Robert Christie
Partner | Jersey
What do you tell people when they ask you what you do?
I say I'm a lawyer. My days of claiming to be a matador are long gone.
Why did you choose this profession?
One morning when I was 14 I was arguing about something with my mum. She said that I ought to become a barrister as people would pay me to be argumentative and I wouldn't feel the need to argue with her. I thought it was the first good point she had made all morning.
What’s the strangest or most exciting thing you’ve ever done as a lawyer?
Acting (in BVI) for an Irish bank, persons unknown had used a BVI company to defraud the bank of the ownership of a Ukrainian shopping centre. We got a Norwich Pharmacal order forcing the BVI company's registered agents to disclose the identity of the BVI company's UBO. Tearing open the disclosure envelope in the registered agents' car park, we discovered that the culprit was Aleksandr Orlov. The name was familiar, but why? We raced back to the office to google it, only to discover the horrifying truth: our client had been swindled by the meerkat from Comparethemeerkat.com. (When we informed our Ukrainian counterpart, it took a while to explain who the meerkat was before he calmly reassured us that it was just a coincidence, this meerkat was not behind the fraud).
Arresting an oil tanker in the port of New Orleans was also quite exciting.
If you could start all over again, what if anything would you do differently?
I can't think of anything.
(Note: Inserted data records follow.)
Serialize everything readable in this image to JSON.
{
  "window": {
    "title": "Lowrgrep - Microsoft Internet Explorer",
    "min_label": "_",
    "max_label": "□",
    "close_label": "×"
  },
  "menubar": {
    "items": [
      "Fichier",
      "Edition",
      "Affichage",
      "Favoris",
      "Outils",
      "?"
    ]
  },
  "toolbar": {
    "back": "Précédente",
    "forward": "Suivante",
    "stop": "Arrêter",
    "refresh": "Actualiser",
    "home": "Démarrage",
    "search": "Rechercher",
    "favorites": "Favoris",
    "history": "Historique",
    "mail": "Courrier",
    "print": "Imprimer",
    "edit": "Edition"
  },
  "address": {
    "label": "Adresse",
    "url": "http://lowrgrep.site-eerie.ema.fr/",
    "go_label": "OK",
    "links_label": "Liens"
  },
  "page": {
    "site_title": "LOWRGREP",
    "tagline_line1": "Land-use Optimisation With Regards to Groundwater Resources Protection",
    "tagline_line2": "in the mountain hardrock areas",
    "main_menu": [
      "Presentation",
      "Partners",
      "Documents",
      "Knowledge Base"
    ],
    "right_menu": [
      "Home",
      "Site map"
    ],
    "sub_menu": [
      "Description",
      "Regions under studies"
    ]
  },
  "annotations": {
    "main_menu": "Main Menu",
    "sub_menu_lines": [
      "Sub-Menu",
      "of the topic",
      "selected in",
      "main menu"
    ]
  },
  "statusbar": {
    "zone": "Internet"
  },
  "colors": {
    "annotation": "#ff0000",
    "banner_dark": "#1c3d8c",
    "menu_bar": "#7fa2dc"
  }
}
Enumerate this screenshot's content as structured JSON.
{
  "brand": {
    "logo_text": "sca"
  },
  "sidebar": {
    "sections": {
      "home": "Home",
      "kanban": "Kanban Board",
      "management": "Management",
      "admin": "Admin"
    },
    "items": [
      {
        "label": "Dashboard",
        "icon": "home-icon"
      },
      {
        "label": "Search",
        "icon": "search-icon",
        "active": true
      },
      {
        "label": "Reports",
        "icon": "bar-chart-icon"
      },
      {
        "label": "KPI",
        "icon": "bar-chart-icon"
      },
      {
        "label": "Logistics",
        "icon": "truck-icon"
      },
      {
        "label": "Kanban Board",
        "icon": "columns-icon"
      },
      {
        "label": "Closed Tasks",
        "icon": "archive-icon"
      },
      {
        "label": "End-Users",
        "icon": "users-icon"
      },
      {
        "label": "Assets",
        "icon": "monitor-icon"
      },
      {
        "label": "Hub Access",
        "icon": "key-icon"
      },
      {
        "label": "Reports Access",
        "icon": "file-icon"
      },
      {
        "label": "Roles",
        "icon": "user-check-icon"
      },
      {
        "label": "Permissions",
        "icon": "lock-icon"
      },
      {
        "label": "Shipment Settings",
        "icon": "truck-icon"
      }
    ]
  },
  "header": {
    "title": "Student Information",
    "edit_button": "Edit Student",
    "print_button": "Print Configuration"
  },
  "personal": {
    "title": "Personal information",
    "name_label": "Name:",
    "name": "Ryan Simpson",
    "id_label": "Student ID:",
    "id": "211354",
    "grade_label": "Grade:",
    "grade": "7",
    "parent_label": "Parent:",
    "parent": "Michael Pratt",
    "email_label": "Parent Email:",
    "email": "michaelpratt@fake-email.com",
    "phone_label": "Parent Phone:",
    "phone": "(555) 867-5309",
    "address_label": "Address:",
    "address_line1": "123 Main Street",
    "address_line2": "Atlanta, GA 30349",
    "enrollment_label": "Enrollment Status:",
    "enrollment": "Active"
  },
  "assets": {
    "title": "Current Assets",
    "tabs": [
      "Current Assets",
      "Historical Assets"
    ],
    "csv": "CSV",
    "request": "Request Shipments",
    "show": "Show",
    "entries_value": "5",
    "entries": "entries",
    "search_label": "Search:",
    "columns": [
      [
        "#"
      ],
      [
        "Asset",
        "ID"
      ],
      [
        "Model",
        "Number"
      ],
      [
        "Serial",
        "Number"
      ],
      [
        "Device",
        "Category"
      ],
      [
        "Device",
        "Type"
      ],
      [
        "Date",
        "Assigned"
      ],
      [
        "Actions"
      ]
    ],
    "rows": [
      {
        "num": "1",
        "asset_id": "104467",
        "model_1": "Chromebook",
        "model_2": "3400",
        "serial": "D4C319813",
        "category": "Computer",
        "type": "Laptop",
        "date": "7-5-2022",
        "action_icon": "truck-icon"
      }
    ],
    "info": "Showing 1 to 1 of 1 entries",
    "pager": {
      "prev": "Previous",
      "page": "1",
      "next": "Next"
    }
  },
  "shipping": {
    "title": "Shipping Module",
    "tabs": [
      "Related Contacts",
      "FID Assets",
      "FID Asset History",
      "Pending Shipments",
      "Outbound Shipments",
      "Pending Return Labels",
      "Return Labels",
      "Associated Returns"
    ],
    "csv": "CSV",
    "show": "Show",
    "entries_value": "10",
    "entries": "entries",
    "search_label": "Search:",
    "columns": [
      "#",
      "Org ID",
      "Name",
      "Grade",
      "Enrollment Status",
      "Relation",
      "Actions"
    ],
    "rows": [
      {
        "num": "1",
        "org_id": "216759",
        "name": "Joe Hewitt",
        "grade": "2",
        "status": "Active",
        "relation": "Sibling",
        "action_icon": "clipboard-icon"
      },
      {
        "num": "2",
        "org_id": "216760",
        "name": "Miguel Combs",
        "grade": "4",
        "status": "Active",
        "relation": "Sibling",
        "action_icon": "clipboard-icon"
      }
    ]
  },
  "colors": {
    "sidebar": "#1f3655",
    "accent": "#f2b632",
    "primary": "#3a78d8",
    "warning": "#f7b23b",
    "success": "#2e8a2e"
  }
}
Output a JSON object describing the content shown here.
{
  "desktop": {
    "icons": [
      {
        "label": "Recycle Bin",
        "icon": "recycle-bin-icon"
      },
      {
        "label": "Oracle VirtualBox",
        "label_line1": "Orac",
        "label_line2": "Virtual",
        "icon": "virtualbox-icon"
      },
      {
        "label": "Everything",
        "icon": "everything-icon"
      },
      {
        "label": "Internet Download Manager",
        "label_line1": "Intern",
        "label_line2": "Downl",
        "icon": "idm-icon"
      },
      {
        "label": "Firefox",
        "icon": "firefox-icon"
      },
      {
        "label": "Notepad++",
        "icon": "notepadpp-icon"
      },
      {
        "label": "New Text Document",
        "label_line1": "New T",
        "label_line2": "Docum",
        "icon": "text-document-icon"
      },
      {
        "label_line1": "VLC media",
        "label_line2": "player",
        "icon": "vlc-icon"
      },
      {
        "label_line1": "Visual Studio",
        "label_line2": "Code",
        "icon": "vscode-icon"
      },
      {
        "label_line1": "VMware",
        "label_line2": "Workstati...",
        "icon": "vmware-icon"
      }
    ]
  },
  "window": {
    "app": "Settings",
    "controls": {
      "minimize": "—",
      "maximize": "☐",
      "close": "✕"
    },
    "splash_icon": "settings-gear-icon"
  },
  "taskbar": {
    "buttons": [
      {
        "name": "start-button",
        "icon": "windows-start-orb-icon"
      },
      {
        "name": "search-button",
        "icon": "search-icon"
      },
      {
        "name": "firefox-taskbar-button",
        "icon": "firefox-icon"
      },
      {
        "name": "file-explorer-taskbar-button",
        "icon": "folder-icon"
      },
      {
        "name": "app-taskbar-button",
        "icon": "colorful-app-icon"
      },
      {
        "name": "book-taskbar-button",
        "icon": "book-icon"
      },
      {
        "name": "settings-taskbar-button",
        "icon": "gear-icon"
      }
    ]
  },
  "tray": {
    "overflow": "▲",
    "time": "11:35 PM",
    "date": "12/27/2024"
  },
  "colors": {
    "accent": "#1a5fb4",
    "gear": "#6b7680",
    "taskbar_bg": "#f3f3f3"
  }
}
Spending 6 years at the English bar and 3 ½ years in BVI before moving to Jersey does mean your career slips a few rungs back down the ladder every time you move; but I wouldn't trade the experiences I've had.
What is the most challenging/most rewarding aspect of working on dispute resolution cases?
For me the most challenging aspect is trying to come up with a strategy which achieves a result for the client at a cost and within a timeframe they can afford. Getting a result within a year or so is frustratingly rare, although I managed it in 2019-2020 on 2 or 3 cases where for once I was acting for Davids against Goliaths – those cases genuinely changed my clients' lives, which felt massively rewarding.
If you had a money tree and could afford to never work again, would you and why?
Yes – otherwise I'd get bored – but I wouldn't be a lawyer. I don't know what I'd do. It's a bit late to become a matador. I have a bad knee.
What does the perfect weekend look like?
Rafting the orange river (the stretch which forms the border between South Africa and Namibia) with my kids would be up there. That would be a long weekend. In a perfect world my wife would feel adventurous enough to come too.
Which famous person would you most like to invite to a dinner party?
Jeremy Corbyn, so I can prove to my wife once and for all that I look nothing like a young Jeremy Corbyn.
Now the world is beginning to open up again, what are you most looking forward to doing?
Many things, but most of all being able to take my kids on holiday somewhere other than Scotland (not that Scotland isn't the best country in the world).
If you could give one piece of advice to aspiring lawyers, what would it be?
The best advice I've ever been given was to make a point of taking responsibility when you've got something wrong. It always draws the sting – there no surer way to lose the respect of others (judges included) than trying to escape blame you should be owning.